You can buy Knuth on Amazon, Erickson is available on NoStarch, and Xorpd's Udemy course is like $20 bucks. If you're a curious person, that will keep you pretty busy until you build Ben Eater's 8-bit computer, and work your way through building Dave Gingery's entire machine shop, and finish the Coursera Bioinformatics specialization. Then you can discover trad climbing and spend a sabbatical at Yosemite Camp 4 planning how you're gonna free The Nose on El Cap. That will give you plenty of time to ponder your first FreeBSD device driver, which will give you technical skills to construct your first botnet that you sell to the FSB for enough to film your first music video at your crib in Quetzaltenango. If you're smart and curious, you're busy no matter what bullshit job you have to do or what bullshit tests you have to take.
Tests, no tests, who cares?

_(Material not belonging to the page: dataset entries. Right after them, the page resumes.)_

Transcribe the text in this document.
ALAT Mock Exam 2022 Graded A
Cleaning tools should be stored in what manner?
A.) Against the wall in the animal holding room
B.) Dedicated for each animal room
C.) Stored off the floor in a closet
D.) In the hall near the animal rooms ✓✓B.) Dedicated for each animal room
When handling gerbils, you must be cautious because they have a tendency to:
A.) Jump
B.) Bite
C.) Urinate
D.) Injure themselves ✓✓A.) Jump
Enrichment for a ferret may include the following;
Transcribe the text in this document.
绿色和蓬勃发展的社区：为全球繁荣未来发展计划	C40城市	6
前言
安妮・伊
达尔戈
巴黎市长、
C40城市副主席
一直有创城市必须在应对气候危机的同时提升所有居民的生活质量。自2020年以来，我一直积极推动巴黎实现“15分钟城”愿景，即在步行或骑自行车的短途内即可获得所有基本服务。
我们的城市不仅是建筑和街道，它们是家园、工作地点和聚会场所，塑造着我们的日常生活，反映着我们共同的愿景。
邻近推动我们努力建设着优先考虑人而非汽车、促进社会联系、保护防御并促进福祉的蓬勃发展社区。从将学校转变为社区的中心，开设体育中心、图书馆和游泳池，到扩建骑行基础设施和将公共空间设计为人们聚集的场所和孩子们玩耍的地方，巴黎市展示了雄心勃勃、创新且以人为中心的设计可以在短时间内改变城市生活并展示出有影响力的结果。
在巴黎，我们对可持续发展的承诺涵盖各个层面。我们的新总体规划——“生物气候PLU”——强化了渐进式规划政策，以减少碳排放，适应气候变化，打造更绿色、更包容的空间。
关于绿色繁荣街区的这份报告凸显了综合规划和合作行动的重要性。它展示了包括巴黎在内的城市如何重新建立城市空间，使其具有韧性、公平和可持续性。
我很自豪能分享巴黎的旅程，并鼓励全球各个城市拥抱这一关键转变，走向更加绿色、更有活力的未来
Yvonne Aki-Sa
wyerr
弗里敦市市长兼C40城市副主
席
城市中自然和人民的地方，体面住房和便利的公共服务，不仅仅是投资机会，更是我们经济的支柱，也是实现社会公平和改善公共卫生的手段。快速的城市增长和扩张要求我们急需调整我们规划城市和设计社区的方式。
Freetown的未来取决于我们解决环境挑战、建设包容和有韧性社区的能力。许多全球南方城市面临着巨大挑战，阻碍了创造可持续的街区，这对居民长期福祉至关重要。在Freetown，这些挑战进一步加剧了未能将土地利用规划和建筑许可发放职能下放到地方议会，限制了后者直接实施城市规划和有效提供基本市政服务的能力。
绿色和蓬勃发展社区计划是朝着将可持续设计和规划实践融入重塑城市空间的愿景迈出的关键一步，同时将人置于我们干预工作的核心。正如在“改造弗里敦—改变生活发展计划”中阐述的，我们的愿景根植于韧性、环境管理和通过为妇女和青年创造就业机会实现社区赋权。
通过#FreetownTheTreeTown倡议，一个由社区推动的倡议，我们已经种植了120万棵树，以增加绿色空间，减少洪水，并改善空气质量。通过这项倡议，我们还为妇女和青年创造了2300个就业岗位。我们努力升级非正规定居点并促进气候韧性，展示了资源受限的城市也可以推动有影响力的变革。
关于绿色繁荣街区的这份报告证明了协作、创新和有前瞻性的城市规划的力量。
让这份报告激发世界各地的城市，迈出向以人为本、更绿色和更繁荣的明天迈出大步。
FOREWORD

The hackers hack, the lanyard guys swipe in at FAANG, the boring people stress about their tests, and the weirdos make a living playing online poker from a palapa in Thailand.
There is no question that tests are terrible, are gamed, and get in the way of actual learning. How to replace them with something better and still measure performance is an open question.
However I think the biggest benefits of homeschooling are being ale to get customized 1 on 1 attention, and learning how to learn. That is the meta skill of being self driven, self disciplined in acquiring new skills. A lot of people that go through the public school system seem afraid of that or unable to do that. They were the people most likely to wash out of college in the first year, because they couldn't deal with the relative lack of structure compared to high school.
If it's the same author I found based on a cursory search from your profile, then "famous" is a bit of a stretch.
> Where I think it hurt was we didn't do any group social activities and lived in remote places
I got a similar feeling reading about Chris Paolini. Homeschooled, raised in a remote place. Fed a lot of his early life experiences, particularly travel, into his novels but felt alienated from other kids.
That's a bit rude. I did the same cursory search and realized my friends and I are big fans. Just because you don't recognize the name doesn't mean others don't.
My name is known in certain small circles, it doesn't make me famous. So just because you recognize the name, doesn't mean he's what one would classify as famous.
Well he's not JK Rowling famous, but he has sold over a million books which puts him in a pretty elite club author wise. Especially in sci fi, that's a lot. I'm very proud of my brother, he started down a very difficult career path and became very successful. All self taught.
Former publishing industry professional here. If he's broken the 1 million books mark, I wouldn't hesitate to call him famous. He's more successful than 99.99% of authors.
Makes me very happy you celebrate his success so openly. In my time in the industry, I saw a lot of fiction authors dismissed by their family/friends who worked in non-creative industries. Thanks for being one of the awesome relatives. :)
Perhaps I was the one stretching with my "cursory search", because I missed the pseudonym. A million sales is certainly "famous" from any reasonable standpoint.